Lui : Combien êtes-vous?

Elle : Six. Autrefois nous étions beaucoup plus nombreux mais les bêtes sauvages ont été cruelles.

Lui : Les bêtes sauvages? Croyez-vous vraiment que ce sont les bêtes sauvages qui causent la disparition des indiens?

Elle : Il y a toutes sortes de bêtes sauvages.

 

Lui : Autrefois, les indiens défrichaient, semaient et attendaient la récolte. Puis ils partaient défricher ailleurs. Durant des siècles, ils ont ainsi parcouru inlassablement la forêt. Est-ce que la terre sans mal n’était pas déjà dans leurs esprits? Pourquoi chercher cette terre aujourd’hui? Vous courrez vers votre perte!

Elle : Chaque jour peut être celui de la fin du monde.

Les sorciers disent qu’il est temps de partir.

Lui : Le gouvernement brésilien vient de créer une réserve pour vous. C’est un vaste territoire fertile où vous pourrez cultiver la terre et vivre en paix et en sécurité. Il vous faut simplement renoncer à vos migrations et vous y installer. Sur ces terres, votre peuple pourra continuer à vivre selon ses traditions.

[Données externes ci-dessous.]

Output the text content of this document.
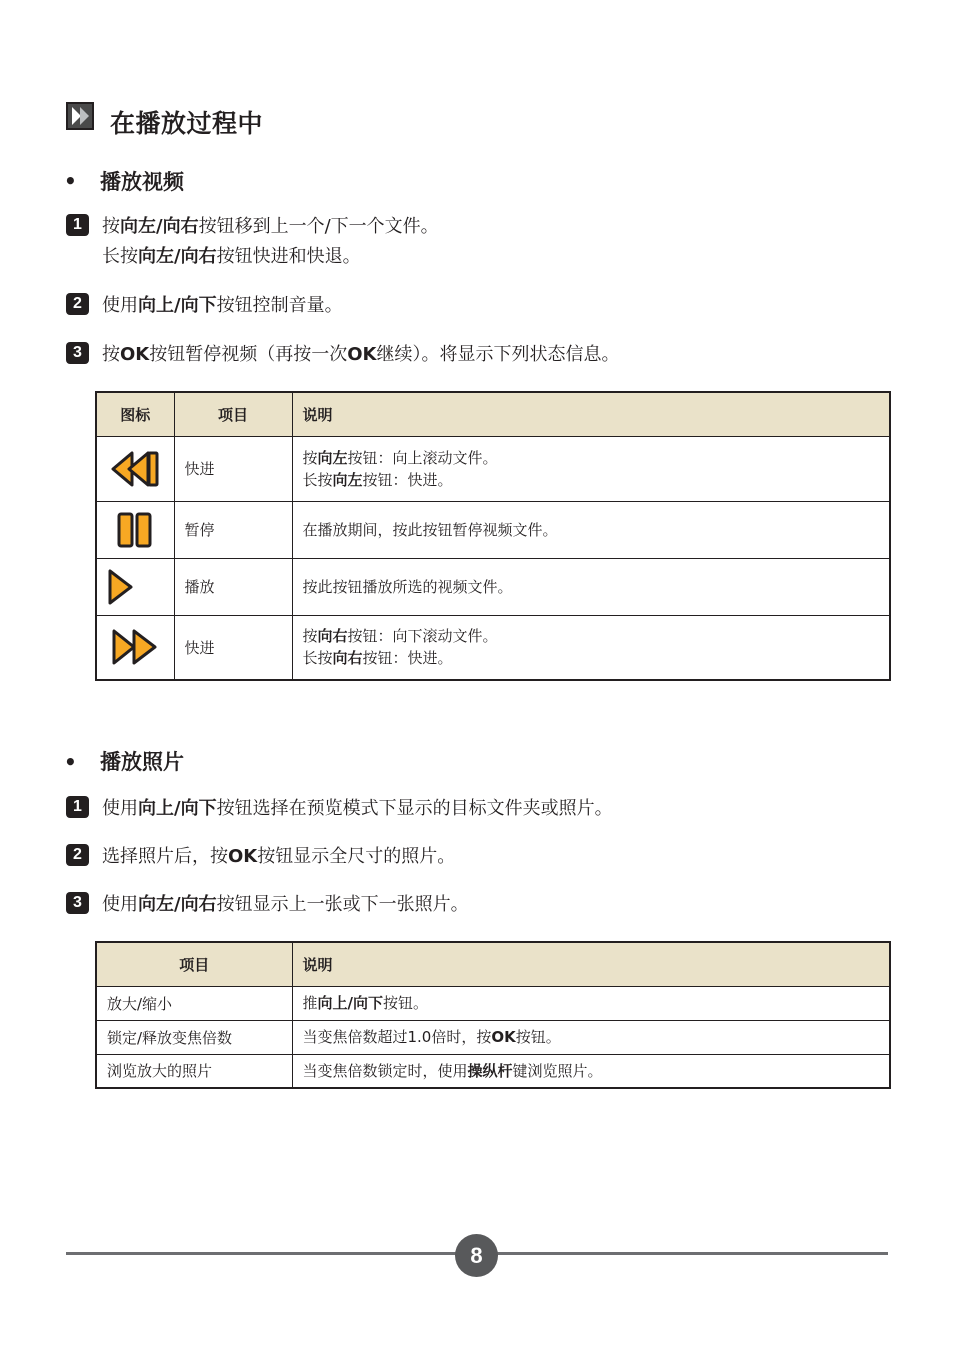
在播放过程中
• 播放视频
1	按向左/向右按钮移到上一个/下一个文件。
长按向左/向右按钮快进和快退。
2	使用向上/向下按钮控制音量。
3	按OK按钮暂停视频（再按一次OK继续）。将显示下列状态信息。
图标	项目	说明

	快进	按向左按钮：向上滚动文件。
长按向左按钮：快进。

	暂停	在播放期间，按此按钮暂停视频文件。

	播放	按此按钮播放所选的视频文件。

	快进	按向右按钮：向下滚动文件。
长按向右按钮：快进。
• 播放照片
1	使用向上/向下按钮选择在预览模式下显示的目标文件夹或照片。
2	选择照片后，按OK按钮显示全尺寸的照片。
3	使用向左/向右按钮显示上一张或下一张照片。
项目	说明
放大/缩小	推向上/向下按钮。

锁定/释放变焦倍数	当变焦倍数超过1.0倍时，按OK按钮。

浏览放大的照片	当变焦倍数锁定时，使用操纵杆键浏览照片。
8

Elle : Nous ne sommes pas de ceux qui élèvent les bêtes dans des enclos et ressèment les plantes là où elles ont poussé. Si nous allons dans votre réserve, nous finirons par porter vos vêtements, manger votre viande d’animaux soumis et boire votre alcool. Alors nos corps s’alourdiront. Et l’accès à la terre sans mal nous sera interdit.

Lui : Certains disent que la terre sans mal n’est autre que le paradis dont vous ont parlé les missionnaires. Moi, je pense au contraire que vos croyances sont semblables à celles de vos aïeux.

Elle : Vous avez envoie de croire que les indiens sont purs, qu’ils sont comme dans les livres que vous lisiez enfant. Mais peut-être que nos aïeux ont rencontré les missionnaires. Et peut-être qu’il nous faudra mourir pour atteindre la terre sans mal.

Lui : Alors vous ne voulez pas aller dans la réserve?

Elle : Non. Nous marcherons vers la mer et nous affronterons la violence et le vacarme de ses vagues. Les autres indiens nous appellent « Ceux qui vont aller au ciel ». Pourquoi se tromperaient-ils?

Quand la fête est finie, il faut savoir s’en aller.